550 empresas formales son desarrolladoras de software en Colombia, y de estas exportan 15 ó 20 de acuerdo a las cifras que se pueden tener vía Dian y Banco de la República, entre datos de ventas de discos y el sector entero de servicios. Del total de software desarrollado y vendido en el país, solo un 12% ó 13% es puesto en el exterior, dice Fedesoft.

Soluciones estancadas

Según la gente de la industria, las barreras existentes no se han caído porque no se le ha puesto seriedad a entender lo que es software y lo que jalona en puestos de trabajo formales y bien remunerados, y ante todo no se ha querido entender cómo se trabaja en una economía del conocimiento. Además, dice Fedesoft, en el Estado se dice que el sector es pequeño en su participación en el PIB y se dilata una solución a la problemática por este argumento. "No se entiende el impacto de las TI en el crecimiento total de la economía y lo que podría hacerse por todo el PIB si el sector per se crece. Si se dan soluciones, el sector crecería rápidamente y con él otros. En EE.UU. el sector TI crece 10% y es responsable de un 40% del crecimiento de toda la economía", explica Pradilla.
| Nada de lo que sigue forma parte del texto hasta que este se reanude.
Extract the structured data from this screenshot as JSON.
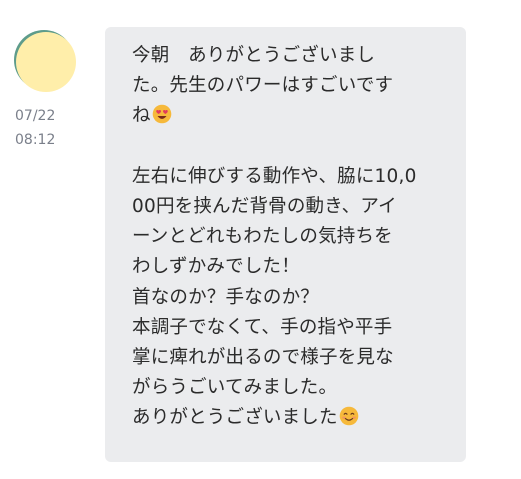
{
  "message": {
    "timestamp_date": "07/22",
    "timestamp_time": "08:12",
    "lines": [
      "今朝　ありがとうございまし",
      "た。先生のパワーはすごいです",
      "ね",
      "",
      "左右に伸びする動作や、脇に10,0",
      "00円を挟んだ背骨の動き、アイ",
      "ーンとどれもわたしの気持ちを",
      "わしずかみでした！",
      "首なのか？手なのか？",
      "本調子でなくて、手の指や平手",
      "掌に痺れが出るので様子を見な",
      "がらうごいてみました。",
      "ありがとうございました"
    ],
    "emoji_1": "heart-eyes-emoji",
    "emoji_2": "smiling-face-emoji"
  },
  "colors": {
    "bubble": "#ebecee",
    "avatar_fill": "#ffeeaa",
    "avatar_ring": "#5e9c8b",
    "timestamp": "#7a7f8a",
    "text": "#2b2b2b"
  }
}
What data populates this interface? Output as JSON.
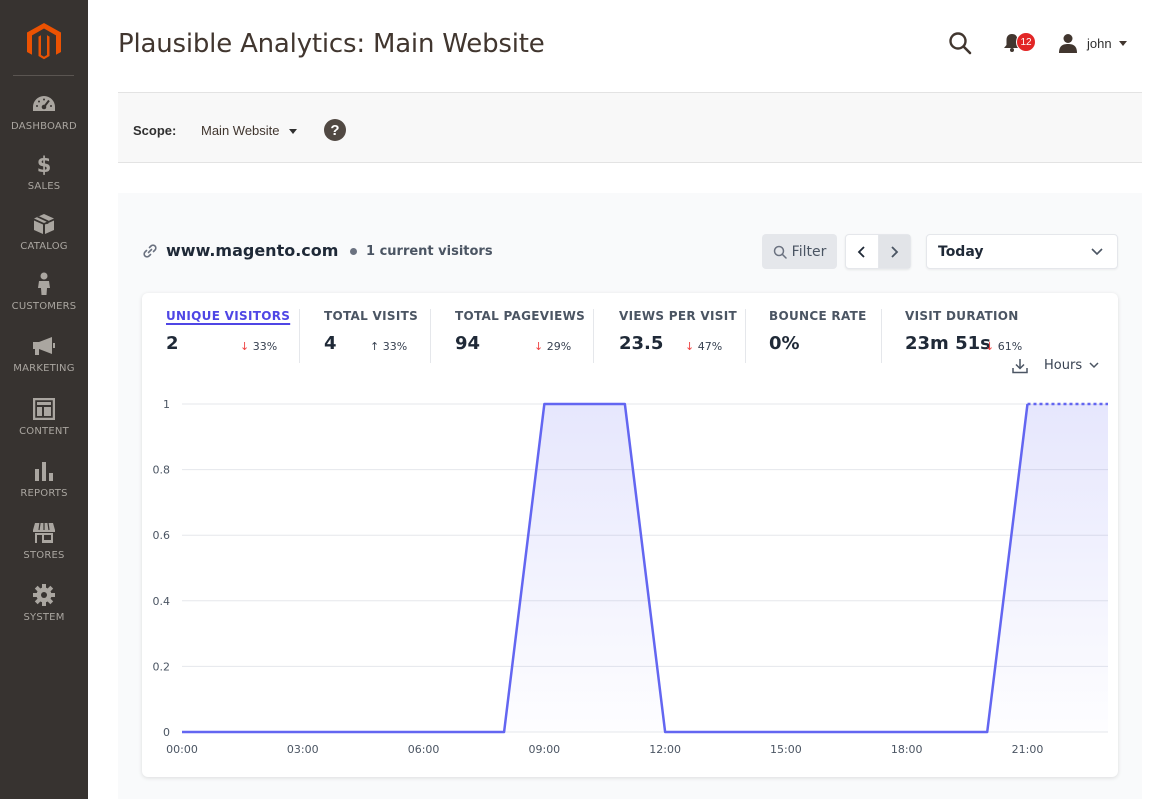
{
  "page": {
    "title": "Plausible Analytics: Main Website"
  },
  "sidebar": {
    "items": [
      {
        "label": "DASHBOARD",
        "icon": "dashboard-icon"
      },
      {
        "label": "SALES",
        "icon": "dollar-icon"
      },
      {
        "label": "CATALOG",
        "icon": "box-icon"
      },
      {
        "label": "CUSTOMERS",
        "icon": "person-icon"
      },
      {
        "label": "MARKETING",
        "icon": "megaphone-icon"
      },
      {
        "label": "CONTENT",
        "icon": "layout-icon"
      },
      {
        "label": "REPORTS",
        "icon": "bar-chart-icon"
      },
      {
        "label": "STORES",
        "icon": "store-icon"
      },
      {
        "label": "SYSTEM",
        "icon": "gear-icon"
      }
    ]
  },
  "header": {
    "notifications_count": "12",
    "user_name": "john"
  },
  "scope": {
    "label": "Scope:",
    "value": "Main Website"
  },
  "site": {
    "domain": "www.magento.com",
    "current_visitors": "1 current visitors"
  },
  "controls": {
    "filter_label": "Filter",
    "date_range": "Today",
    "interval": "Hours"
  },
  "metrics": [
    {
      "label": "UNIQUE VISITORS",
      "value": "2",
      "change": "33%",
      "direction": "down",
      "active": true
    },
    {
      "label": "TOTAL VISITS",
      "value": "4",
      "change": "33%",
      "direction": "up",
      "active": false
    },
    {
      "label": "TOTAL PAGEVIEWS",
      "value": "94",
      "change": "29%",
      "direction": "down",
      "active": false
    },
    {
      "label": "VIEWS PER VISIT",
      "value": "23.5",
      "change": "47%",
      "direction": "down",
      "active": false
    },
    {
      "label": "BOUNCE RATE",
      "value": "0%",
      "change": "",
      "direction": "",
      "active": false
    },
    {
      "label": "VISIT DURATION",
      "value": "23m 51s",
      "change": "61%",
      "direction": "down",
      "active": false
    }
  ],
  "colors": {
    "sidebar": "#373330",
    "brand": "#eb5202",
    "accent": "#6366f1",
    "down": "#ef4444"
  },
  "chart_data": {
    "type": "area",
    "x": [
      "00:00",
      "01:00",
      "02:00",
      "03:00",
      "04:00",
      "05:00",
      "06:00",
      "07:00",
      "08:00",
      "09:00",
      "10:00",
      "11:00",
      "12:00",
      "13:00",
      "14:00",
      "15:00",
      "16:00",
      "17:00",
      "18:00",
      "19:00",
      "20:00",
      "21:00",
      "22:00"
    ],
    "tick_labels": [
      "00:00",
      "03:00",
      "06:00",
      "09:00",
      "12:00",
      "15:00",
      "18:00",
      "21:00"
    ],
    "series": [
      {
        "values": [
          0,
          0,
          0,
          0,
          0,
          0,
          0,
          0,
          0,
          1,
          1,
          1,
          0,
          0,
          0,
          0,
          0,
          0,
          0,
          0,
          0,
          1,
          1
        ]
      }
    ],
    "y_ticks": [
      "0",
      "0.2",
      "0.4",
      "0.6",
      "0.8",
      "1"
    ],
    "ylim": [
      0,
      1
    ],
    "grid": true,
    "dashed_last_segment": true
  }
}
Los expertos piensan que se pueden revisar mecanismos para facilitar el ingreso de los retornos de las exportaciones para incentivar a pequeñas empresas a meterse en la onda exportadora. Aducen que las legislaciones están atadas a productos tradicionales y que esta brecha con el presente no facilita las exportaciones de conocimiento y aleja al país de vecinos como Uruguay, Brasil y México que se han puesto en la tarea de asegurar su talento e impulsar su industria de TI.
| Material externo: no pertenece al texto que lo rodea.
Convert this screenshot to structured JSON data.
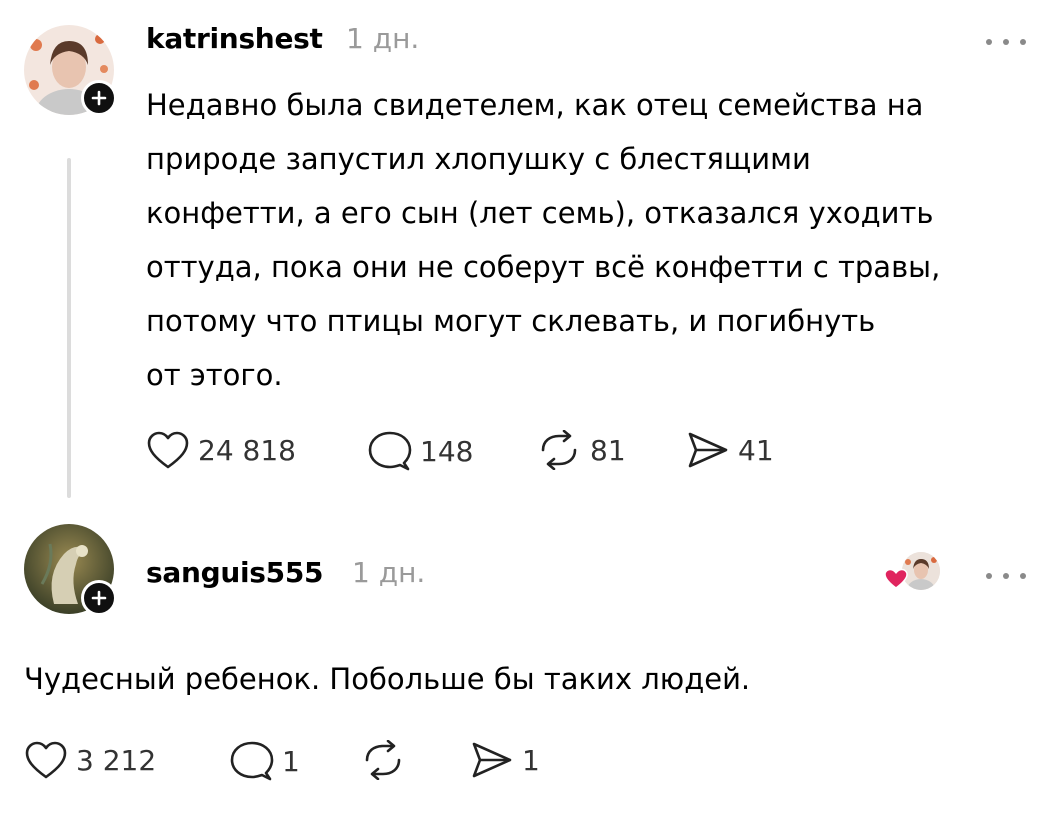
{
  "post": {
    "username": "katrinshest",
    "time": "1 дн.",
    "lines": [
      "Недавно была свидетелем, как отец семейства на",
      "природе запустил хлопушку с блестящими",
      "конфетти, а его сын (лет семь), отказался уходить",
      "оттуда, пока они не соберут всё конфетти с травы,",
      "потому что птицы могут склевать, и погибнуть",
      "от этого."
    ],
    "likes": "24 818",
    "comments": "148",
    "reposts": "81",
    "shares": "41"
  },
  "reply": {
    "username": "sanguis555",
    "time": "1 дн.",
    "text": "Чудесный ребенок. Побольше бы таких людей.",
    "likes": "3 212",
    "comments": "1",
    "shares": "1"
  },
  "colors": {
    "text": "#000000",
    "muted": "#9a9a9a",
    "like_heart": "#e0245e"
  },
  "icons": [
    "avatar-katrinshest",
    "follow-plus-icon",
    "more-icon",
    "heart-icon",
    "comment-icon",
    "repost-icon",
    "share-icon",
    "liked-by-author-icon"
  ]
}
Subrayan que no se ha conseguido tener una política clara para el sector de software que incentive su crecimiento y la permanencia de sus empresas en el país. "Se ha hablado mucho del éxito de Irlanda o India, pero no se ha diseñado realmente nada que nos permita tener una infraestructura educativa y comercial que soporte el crecimiento de la industria", afirma Parrot, de Open Systems.

Otra gran preocupación para la industria es el creciente déficit de mano de obra calificada para soportar un crecimiento serio de la industria. "El talento colombiano es muy apetecido en la región, tanto por las multinacionales como por las locales, así que es caro y empieza a escasear. Sin embargo, el gran problema es que no se están preparando ingenieros con conocimientos específicos, lo que hace que nos preocupe contar con el recurso necesario en el tiempo justo para responder a la demanda. Esto es también una barrera, si de exportar se trata", diserta, Mancer de Bizagi.
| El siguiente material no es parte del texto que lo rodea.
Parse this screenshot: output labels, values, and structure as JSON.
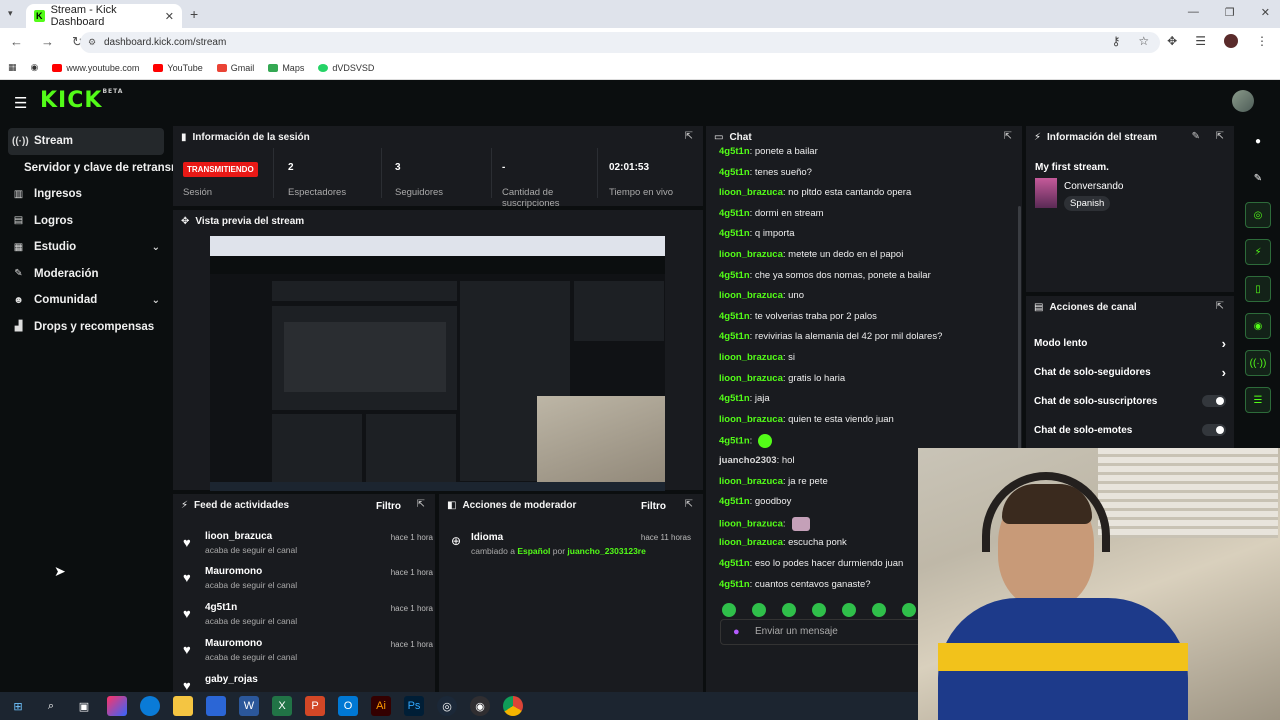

Por último, todos hablan de la importancia de una marca Colombia para el sector y coinciden en que de todas formas esa impronta es solo el sello para una industria que aún está toda por hacer. Dicen que mientras no se hagan las actualizaciones legislativas, políticas, tributarias, educativas y comerciales necesarias, el conocimiento y sus negocios seguirán emigrando por avión o por cable a donde puedan crecer sin barreras.